Foram oito meses até rolar algo sexual entre eu e F., ou seja, as expectativas foram muitas, mas quando aconteceu só posso sintetizar que foi tudo diferente do que imaginei e delicioso.

Vale a lição, na prática a teoria é diferente. No entanto, estes oito meses serviram para que nós nos conhecêssemos mais e mais. Tenho com ele uma empatia que talvez nunca tive com homem nenhum, não temos tabus, todo assunto é permitido e, principalmente, tudo pode ser experimentado. Depois do almoço, chamegando e conversando na cama, ficamos o maior tempo entre carinhos e beijinhos, regados aos mais ousados papos.
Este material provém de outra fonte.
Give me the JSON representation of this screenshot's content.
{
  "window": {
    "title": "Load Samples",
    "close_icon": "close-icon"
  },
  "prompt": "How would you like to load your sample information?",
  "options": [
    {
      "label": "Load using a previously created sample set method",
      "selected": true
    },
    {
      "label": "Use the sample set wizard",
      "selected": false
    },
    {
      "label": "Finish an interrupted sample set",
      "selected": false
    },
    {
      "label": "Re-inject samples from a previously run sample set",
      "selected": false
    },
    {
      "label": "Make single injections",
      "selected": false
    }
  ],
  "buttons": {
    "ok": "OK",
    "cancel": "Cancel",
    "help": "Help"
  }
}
Meio molinhos pela noite mal dormida, mas muito bem aproveitada. Nossas conversas até parecem querer ninar um ao outro, só que o conteúdo erótico é tamanho, que quando menos espero estou excitada.
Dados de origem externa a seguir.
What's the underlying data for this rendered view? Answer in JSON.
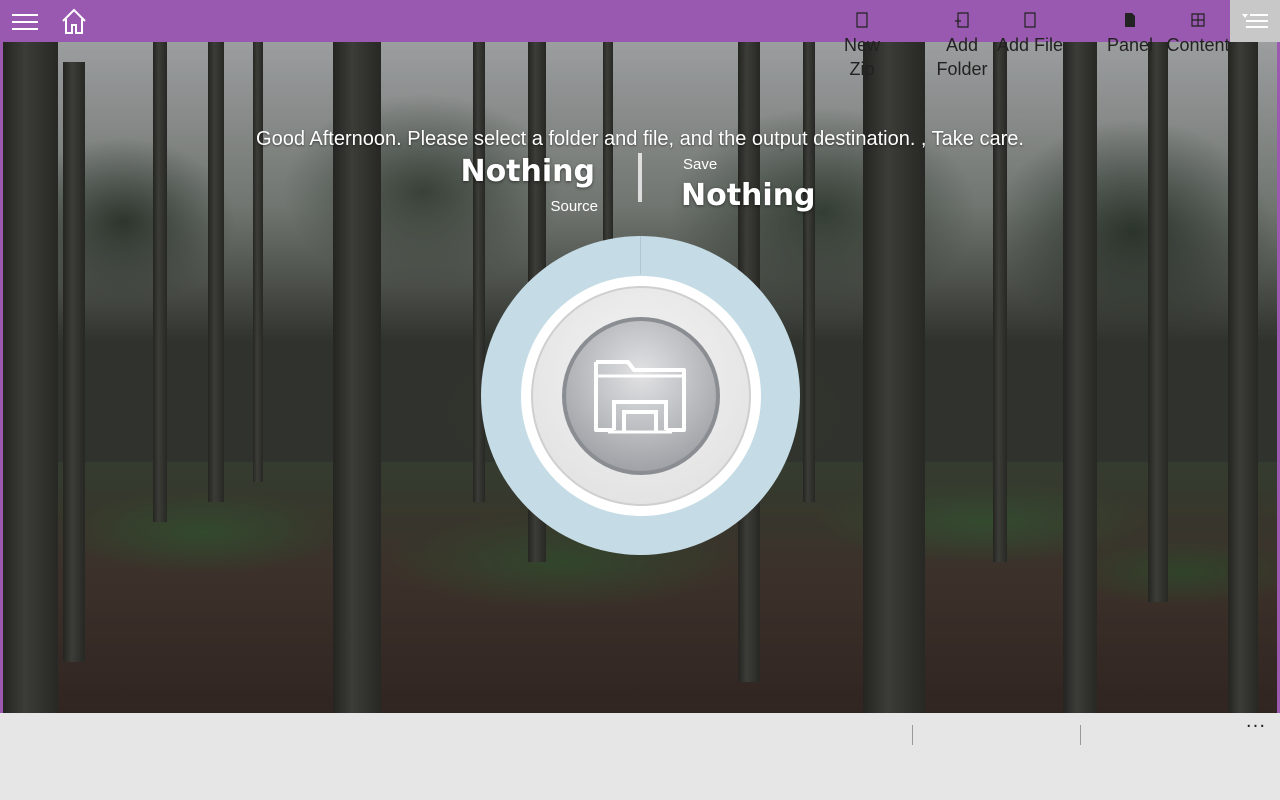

Se existe uma linguagem que não precisa de tradutor, é a do corpo. Basta sentir e deixar rolar. Um olhar, uma respiração mais profunda, já é a deixa para que a mão que me toca os seios enquanto os dedos brincam com meus mamilos, desça vagarosamente para a minha calça, abra o zíper e se meta sem nenhum pudor dentro da minha calcinha buscando a umidade entre as minhas pernas. E é delicioso sentir o toque delicado me excitando e preenchendo.

E como mãos não nasceram para ficar inertes, as minhas passeiam pelo corpo dele, fincando minhas unhas em seus mamilos até eles ficarem tão sensíveis, que o simples toque da minha língua se torna uma deliciosa tortura.

Ouço-o murmurar: “Gostosa!” e aquilo me excita ainda mais. Percebo a excitação crescente, se existe um ponto G eu não sei, mas ele certamente achou meu ponto B. a ponto de me fazer gozar em espasmos.

Daqueles gozos que vem como uma forte descarga elétrica e mesmo depois do ápice continua a enviar pequenas sensações. Um gozo que cega, ensurdece, emudece… Por um instante só o que existe é aquela mão em mim e as sensações que tomam conta do meu corpo.

A respiração demora a se recompor, percebo o olhar dele embevecido a observar meu gozo. E enquanto me recomponho, sinto o corpo dele também crescer e estremecer de desejo.

Olhando em seus olhos busco a sua boca, um beijo molhado e intenso, enquanto minhas mãos vão descendo pelo seu corpo. Quero masturbá-lo, mas não da maneira mais comum.

Meu dedo médio busca o seu cu. E novamente desço a boca aos seus mamilos, continuando a manipulá-lo. Sinto a respiração dele ofegar, ele a masturbar-se com a mão no pau, eu masturbando-o com o dedo em seu cu, enquanto minha boca brinca com um mamilo e a outra mão brinca com o outro no mesmo ritmo com o dedo que o masturba. E quando o gozo dele veio, foi intenso, veio num grito, parecia dor, podia até ser dor, mas era prazer.

Por um instante pude sentir o cu dele piscar em volta da primeira falange do meu dedo médio, enquanto com a cabeça em seu peito ouvi o descompasso do coração e respiração.

Não lembro quanto tempo ficamos ali mudos, quietos, apenas juntinhos e observando um ao outro a sorrir meio bobo. E ele então cortou o silêncio e disse:
– Se eu te disser uma coisa jura que não vai me achar doido?
– Conta!
– Por um instante eu tive a sensação de você ter três mãos.

E caímos na gargalhada, ficando mais uma vez só quietinhos e aconchegados um no outro.